Trump Pangkas Tarif Impor Daging, Kopi hingga Buah-buahan Tekan Lonjakan Harga Pangan AS
- Ist
"Setelah dikritik habis-habisan dalam pemilihan umum baru-baru ini karena kemarahan pemilih bahwa Trump telah mengingkari janjinya untuk memperbaiki inflasi, Gedung Putih mencoba menggambarkan penurunan tarif ini sebagai ‘poros menuju keterjangkauan," lanjutnya
Trump mengenakan tarif pada sebagian besar negara di seluruh dunia pada bulan April. Ia dan pemerintahannya masih mengatakan bahwa tarif tidak menaikkan harga konsumen, meskipun ada bukti ekonomi yang menunjukkan sebaliknya.

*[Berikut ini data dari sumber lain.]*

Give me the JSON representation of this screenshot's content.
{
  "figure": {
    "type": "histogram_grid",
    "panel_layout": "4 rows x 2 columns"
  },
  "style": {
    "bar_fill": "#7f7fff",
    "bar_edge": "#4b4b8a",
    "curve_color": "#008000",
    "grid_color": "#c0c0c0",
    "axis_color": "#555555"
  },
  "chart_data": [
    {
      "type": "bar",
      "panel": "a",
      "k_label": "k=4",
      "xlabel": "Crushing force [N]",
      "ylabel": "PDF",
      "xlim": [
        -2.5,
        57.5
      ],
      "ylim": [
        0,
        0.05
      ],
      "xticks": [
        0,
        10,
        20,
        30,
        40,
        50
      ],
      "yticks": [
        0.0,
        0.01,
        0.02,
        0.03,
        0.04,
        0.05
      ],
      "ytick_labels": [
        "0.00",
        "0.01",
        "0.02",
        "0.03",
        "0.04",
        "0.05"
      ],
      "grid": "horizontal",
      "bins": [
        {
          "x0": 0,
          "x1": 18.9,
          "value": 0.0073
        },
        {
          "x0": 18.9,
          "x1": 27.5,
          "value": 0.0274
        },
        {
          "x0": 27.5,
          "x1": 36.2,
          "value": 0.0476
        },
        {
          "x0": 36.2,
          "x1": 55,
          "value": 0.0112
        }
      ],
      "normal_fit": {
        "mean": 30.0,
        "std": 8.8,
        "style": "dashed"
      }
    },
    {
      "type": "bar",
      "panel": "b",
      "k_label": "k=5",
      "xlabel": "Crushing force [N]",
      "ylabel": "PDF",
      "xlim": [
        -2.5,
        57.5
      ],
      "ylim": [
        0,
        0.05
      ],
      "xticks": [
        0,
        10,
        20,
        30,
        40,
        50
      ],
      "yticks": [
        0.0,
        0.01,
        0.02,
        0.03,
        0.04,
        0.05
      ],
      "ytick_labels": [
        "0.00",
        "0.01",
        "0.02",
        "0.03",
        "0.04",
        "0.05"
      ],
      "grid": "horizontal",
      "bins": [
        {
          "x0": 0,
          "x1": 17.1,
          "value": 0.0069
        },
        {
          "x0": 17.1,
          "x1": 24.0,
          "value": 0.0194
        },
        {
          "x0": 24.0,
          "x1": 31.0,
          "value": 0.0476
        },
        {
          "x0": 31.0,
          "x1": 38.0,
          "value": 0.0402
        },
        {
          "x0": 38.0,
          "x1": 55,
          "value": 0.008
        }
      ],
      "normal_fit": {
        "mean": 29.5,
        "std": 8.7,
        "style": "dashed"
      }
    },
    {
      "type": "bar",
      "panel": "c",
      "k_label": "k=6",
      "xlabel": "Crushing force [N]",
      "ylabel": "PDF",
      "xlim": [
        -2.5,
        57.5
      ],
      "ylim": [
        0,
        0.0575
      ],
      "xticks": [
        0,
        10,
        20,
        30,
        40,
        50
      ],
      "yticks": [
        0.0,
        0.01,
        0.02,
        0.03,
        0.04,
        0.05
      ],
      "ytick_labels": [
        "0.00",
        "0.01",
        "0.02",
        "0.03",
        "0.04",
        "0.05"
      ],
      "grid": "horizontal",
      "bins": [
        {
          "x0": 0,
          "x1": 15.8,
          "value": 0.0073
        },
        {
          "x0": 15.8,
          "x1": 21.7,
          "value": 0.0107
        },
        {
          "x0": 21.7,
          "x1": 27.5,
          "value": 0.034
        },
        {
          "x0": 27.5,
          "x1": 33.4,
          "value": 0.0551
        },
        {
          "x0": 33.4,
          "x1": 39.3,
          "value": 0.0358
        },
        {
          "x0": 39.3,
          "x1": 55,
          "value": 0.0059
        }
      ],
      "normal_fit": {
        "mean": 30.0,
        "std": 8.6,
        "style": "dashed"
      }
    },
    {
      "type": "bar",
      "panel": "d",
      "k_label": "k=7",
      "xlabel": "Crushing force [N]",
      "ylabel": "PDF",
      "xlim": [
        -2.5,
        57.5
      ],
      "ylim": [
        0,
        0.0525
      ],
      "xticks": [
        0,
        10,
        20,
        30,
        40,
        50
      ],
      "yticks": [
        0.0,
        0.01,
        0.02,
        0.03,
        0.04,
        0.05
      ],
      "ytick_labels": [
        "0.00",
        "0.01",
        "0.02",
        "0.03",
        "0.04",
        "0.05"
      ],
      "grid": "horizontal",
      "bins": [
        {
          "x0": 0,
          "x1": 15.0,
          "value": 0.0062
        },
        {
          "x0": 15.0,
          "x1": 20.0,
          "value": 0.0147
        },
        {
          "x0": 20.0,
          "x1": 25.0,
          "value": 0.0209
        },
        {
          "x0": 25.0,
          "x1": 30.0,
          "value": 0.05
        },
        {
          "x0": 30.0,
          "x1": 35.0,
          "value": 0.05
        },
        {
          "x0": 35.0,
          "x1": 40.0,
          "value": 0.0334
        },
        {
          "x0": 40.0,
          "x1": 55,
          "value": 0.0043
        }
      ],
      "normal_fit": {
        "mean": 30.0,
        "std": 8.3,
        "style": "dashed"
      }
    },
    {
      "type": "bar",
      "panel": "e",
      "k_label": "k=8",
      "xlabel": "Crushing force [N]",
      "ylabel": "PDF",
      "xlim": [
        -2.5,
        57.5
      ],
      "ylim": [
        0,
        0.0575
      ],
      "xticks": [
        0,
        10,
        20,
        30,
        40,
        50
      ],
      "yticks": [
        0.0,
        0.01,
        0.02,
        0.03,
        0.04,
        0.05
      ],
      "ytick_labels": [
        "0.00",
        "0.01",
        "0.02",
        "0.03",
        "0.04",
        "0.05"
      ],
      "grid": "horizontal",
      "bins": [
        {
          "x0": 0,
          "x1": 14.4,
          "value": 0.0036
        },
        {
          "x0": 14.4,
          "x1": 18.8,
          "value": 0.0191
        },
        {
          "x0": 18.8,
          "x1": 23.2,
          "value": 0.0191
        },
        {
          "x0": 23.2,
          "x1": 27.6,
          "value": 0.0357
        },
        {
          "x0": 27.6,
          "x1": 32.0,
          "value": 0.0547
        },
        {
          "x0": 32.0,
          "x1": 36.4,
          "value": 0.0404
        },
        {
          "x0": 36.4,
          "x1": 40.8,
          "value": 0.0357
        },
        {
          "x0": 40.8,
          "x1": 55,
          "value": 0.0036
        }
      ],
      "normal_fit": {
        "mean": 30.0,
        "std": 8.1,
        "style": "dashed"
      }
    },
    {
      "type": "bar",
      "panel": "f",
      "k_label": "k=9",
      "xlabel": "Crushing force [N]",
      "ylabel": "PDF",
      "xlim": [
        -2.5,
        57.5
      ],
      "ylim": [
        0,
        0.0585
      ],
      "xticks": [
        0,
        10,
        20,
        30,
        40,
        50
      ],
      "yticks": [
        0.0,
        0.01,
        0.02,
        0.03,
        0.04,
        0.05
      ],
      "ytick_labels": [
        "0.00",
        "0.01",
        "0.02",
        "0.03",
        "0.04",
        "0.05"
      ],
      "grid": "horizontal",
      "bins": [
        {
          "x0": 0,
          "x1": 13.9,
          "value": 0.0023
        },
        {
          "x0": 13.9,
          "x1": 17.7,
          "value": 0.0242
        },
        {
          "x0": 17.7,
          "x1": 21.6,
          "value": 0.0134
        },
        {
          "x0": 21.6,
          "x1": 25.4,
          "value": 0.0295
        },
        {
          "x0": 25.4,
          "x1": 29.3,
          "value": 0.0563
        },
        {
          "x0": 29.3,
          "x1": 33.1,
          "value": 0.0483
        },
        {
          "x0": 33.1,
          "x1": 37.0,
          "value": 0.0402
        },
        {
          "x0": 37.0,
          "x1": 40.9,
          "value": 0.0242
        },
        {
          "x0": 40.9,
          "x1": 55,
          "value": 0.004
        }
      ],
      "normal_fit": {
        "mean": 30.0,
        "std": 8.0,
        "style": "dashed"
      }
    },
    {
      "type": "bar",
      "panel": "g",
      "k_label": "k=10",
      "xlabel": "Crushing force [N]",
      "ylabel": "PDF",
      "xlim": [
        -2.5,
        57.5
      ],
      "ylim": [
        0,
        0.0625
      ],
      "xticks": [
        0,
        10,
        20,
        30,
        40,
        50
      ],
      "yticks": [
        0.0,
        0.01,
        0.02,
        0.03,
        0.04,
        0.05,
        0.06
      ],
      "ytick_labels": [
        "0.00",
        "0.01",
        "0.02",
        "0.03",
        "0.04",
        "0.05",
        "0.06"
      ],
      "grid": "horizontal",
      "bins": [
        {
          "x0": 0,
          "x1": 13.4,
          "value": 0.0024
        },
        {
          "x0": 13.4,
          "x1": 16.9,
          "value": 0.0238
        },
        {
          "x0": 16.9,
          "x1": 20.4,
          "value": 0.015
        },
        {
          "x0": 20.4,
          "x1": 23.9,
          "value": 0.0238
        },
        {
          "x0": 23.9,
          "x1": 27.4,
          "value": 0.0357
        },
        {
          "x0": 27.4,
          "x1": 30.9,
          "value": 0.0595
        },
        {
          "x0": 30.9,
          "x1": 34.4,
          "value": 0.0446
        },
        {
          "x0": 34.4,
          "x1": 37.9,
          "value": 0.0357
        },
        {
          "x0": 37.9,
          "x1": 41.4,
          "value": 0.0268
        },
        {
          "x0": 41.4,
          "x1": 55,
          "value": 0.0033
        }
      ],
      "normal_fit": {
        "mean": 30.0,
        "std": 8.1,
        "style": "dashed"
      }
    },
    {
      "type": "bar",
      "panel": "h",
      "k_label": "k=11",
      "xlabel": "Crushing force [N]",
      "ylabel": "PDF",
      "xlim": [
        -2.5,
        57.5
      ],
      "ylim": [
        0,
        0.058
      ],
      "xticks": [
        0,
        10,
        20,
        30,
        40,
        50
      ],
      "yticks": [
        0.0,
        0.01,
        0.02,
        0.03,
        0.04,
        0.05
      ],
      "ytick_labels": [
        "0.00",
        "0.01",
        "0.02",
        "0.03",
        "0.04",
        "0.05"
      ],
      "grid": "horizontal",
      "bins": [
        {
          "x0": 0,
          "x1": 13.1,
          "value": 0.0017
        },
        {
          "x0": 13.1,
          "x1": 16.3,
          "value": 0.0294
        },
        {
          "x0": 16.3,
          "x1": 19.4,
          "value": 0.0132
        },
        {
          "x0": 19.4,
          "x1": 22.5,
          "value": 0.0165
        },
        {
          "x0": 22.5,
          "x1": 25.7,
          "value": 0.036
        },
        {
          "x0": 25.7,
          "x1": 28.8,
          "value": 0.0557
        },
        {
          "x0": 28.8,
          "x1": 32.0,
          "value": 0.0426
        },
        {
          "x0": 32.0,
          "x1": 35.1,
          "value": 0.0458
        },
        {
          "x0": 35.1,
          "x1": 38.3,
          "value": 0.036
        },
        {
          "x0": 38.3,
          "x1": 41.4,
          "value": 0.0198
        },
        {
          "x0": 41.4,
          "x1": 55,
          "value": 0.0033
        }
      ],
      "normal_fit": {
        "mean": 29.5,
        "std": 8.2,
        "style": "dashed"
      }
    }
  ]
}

Harga daging sapi yang mencapai rekor tertinggi telah menjadi perhatian khusus, dan Trump telah mengatakan bahwa ia bermaksud mengambil tindakan untuk mencoba menurunkannya. Tarif Trump terhadap Brasil, eksportir daging sapi utama, telah menjadi salah satu faktornya.
Trump menandatangani perintah eksekutif yang juga menghapus tarif untuk teh, jus buah, kakao, rempah-rempah, pisang, jeruk, tomat, dan pupuk tertentu. Beberapa produk yang dicakup tidak diproduksi di Amerika Serikat, yang berarti bahwa tarif yang dimaksudkan untuk memacu produksi dalam negeri hanya berdampak kecil. Namun, pengurangan tarif kemungkinan besar masih akan menghasilkan harga yang lebih rendah bagi konsumen AS.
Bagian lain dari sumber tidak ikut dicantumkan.